Par ailleurs, les jeunes se servaient du mobilier d'une manière perverse. Le propriétaire des lieux, conscient de la capacité destructive de ceux-là, avait l'habitude d'exiger le déplacement prévisionnel de plusieurs tables, chaises et cendriers, rendus à leur place après la nuit (le public étant alors différent). L'ambiance de But était donc plus austère et moins somptueuse que celle de Pasapoga. Et encore, l'anonymat créé par le jeu des lumières rendait plus facile la cassure délibérée des verres sur la piste de danse. Le vandalisme était aussi présent dans un autre lieu difficile à surveiller: les toilettes, dont les glaces, les sèche- mains et les WC devenaient les objets préférés. Une demie heure avant la fin de la soirée, les lumières illuminaient presque parfaitement la salle. Le spectacle y était dévastateur: du liquide collé à la surface des tables, le plancher collant, des verres cassés et des verres vides placés dans tous les coins, des fauteuils et des tabourets abîmés, etc. Cette scène venait se compléter avec la présence des jeunes qui étaient en harmonie avec l'ambiance.
Quelle est la signification de la dissidence des jeunes, dans ce cas-là? Si dans la prémodernité, la production d'objets prenait principalement en compte leur valeur d'usage, définie en des termes d'utilité pour satisfaire des besoins, dans la modernité capitaliste, la valeur de changement prend de l'importance, puisqu'un objet est produit pour être vendu, reléguant son utilité dans un second plan. Cette phase, valeur de changement et valeur d'usage, pourrait être comparée à la définition du signe de Saussure (redéfini par Lacan). Ainsi donc, la valeur d'usage (signifié) ne serait que l'alibi idéologique de la valeur de changement (signifiant) (Núñez García, 1988:255). Or, pendant le siècle dernier, il s'est produit un fait qui, d'après Baudrillard (1988: 59 et 71), a permis l'autonomisation définitive du système des objets: la substitution de la valeur de change par la fonctionnalité - "La capacité des objets à s'insérer dans un ensemble" - ce qui a favorisé l'indépendance définitive des objets. C'est pourquoi aujourd'hui, les objets constituent un système autonome structuré non pas d'après leur adéquation à l'homme dans des termes de satisfaction des besoins, mais dans des termes d'accouplement fonctionnel. En fait, ils fonctionnent seulement comme des signes et leur règne s'écarte de plus en plus de celui des hommes.
D'après cela, les adultes de Pasapoga ne faisaient qu'accepter cette extériorité des objets et devenir donc aliénés à cause de ceux-ci.

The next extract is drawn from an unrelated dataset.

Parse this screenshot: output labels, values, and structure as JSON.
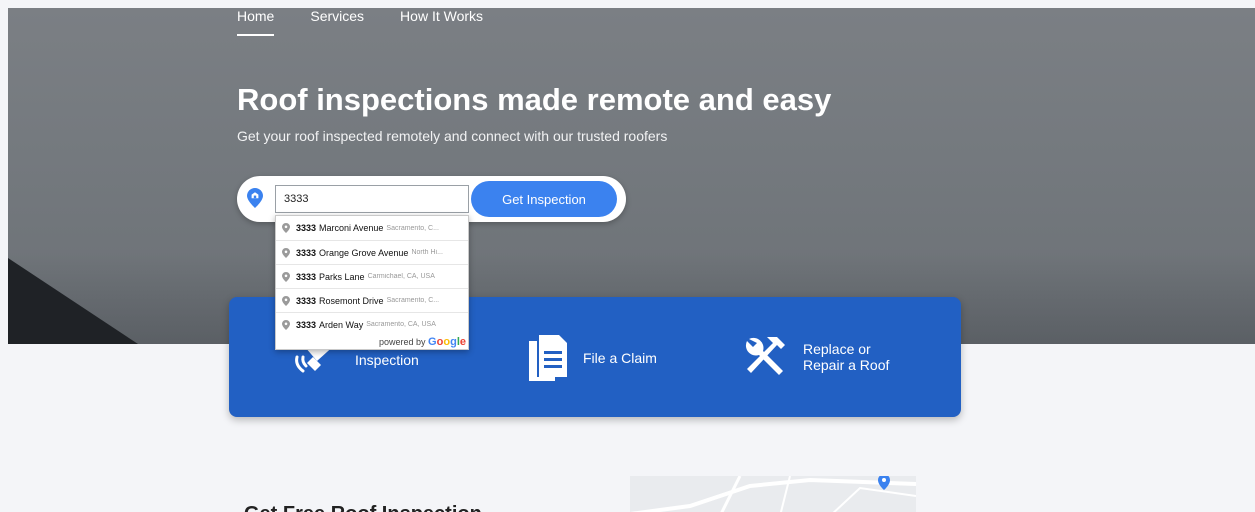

Un traitement correct des objets, un degré zéro d'utilité d'une grande partie du mobilier, un respect du somptueux et une acceptation du service exquis comme médiation montraient une absorption des sujets dans le système des objets plutôt qu'une relation dans des termes d'égalité entre les deux ordres. En revanche, l'attitude des jeunes devant le système des objets s'apprêtait à être bien distincte. L'usage pervers de ces objets inventait de nouveaux accouplements sujet-objet, qui empêchaient l'extériorisation définitive des produits de leurs producteurs. Le vandalisme le plus drastique empêchait l'aliénation en détruisant l'objet. Le sujet revenait peu à peu à sa position de maître face aux objets, à travers les voies faible et forte.
Les usages pervers sont produits dans "l'espace transitionnel" de Winnicott (1993: 61 et suiv.), placé entre le sujet et le monde, donnant lieu à une relation très singulière avec les objets. Si nous suivons Agamben (1995: 23-112), il peut s'agir de la même relation à laquelle les philosophes médiévaux se sont référés, lorsqu'ils ont analysé le mal mélancolique, ou même Freud, lorsqu'il a étudié la fonction libidinale du fétiche, ou Marx, lorsqu'il a repéré les propriétés mystiques des marchandises. Dans tous ces cas, il arrive que le sujet produise un objet fantasmatique doué de signifiés singuliers, qui peu à peu lui échapperont et provoqueront l'aliénation du sujet. Mais avant cette aliénation, et de la même manière que l'enfant porte un jouet dans ses mains, l'objet est utilisé, recréé, investi par le sujet d'une certaine valeur.
En ce qui concerne le vandalisme postmoderne, Lipovetski (1987) a dit qu'il répond au procès hard d'action radicale, qui accompagne le procès cool de retraite de l'être. En fait, lorsque le code qui distribue des usages cesse d'être accepté et que le réel perd son sens conventionnel, la dégradation par vandalisme annule le respect pour les choses et fournit aux sujets des sensations immédiates d'un autre ordre. Au-delà de la retraite de l'être, selon Bataille (1987) ou Girard (1983), nous pouvons comprendre que le vandalisme chez les jeunes reprend sa "valeur sacrificielle" ancestrale et sacrée. Certes, l'essence de la destruction revient à "consommer sans bénéfice ce qui était resté au monde des oeuvres utiles" (Bataille, 1987: 94). Mais en plus, le vandalisme constitue aussi le moyen d'expression d'une chose que Freud appelait, dans l'ordre libidinal, "instinct de mort" (Freud, 1993: 272-333), car la destruction provoque la fuite du monde réel, peuplé par des choses différentes et utiles, et le retour à l'indifférenciation et à la gratuité de la nature.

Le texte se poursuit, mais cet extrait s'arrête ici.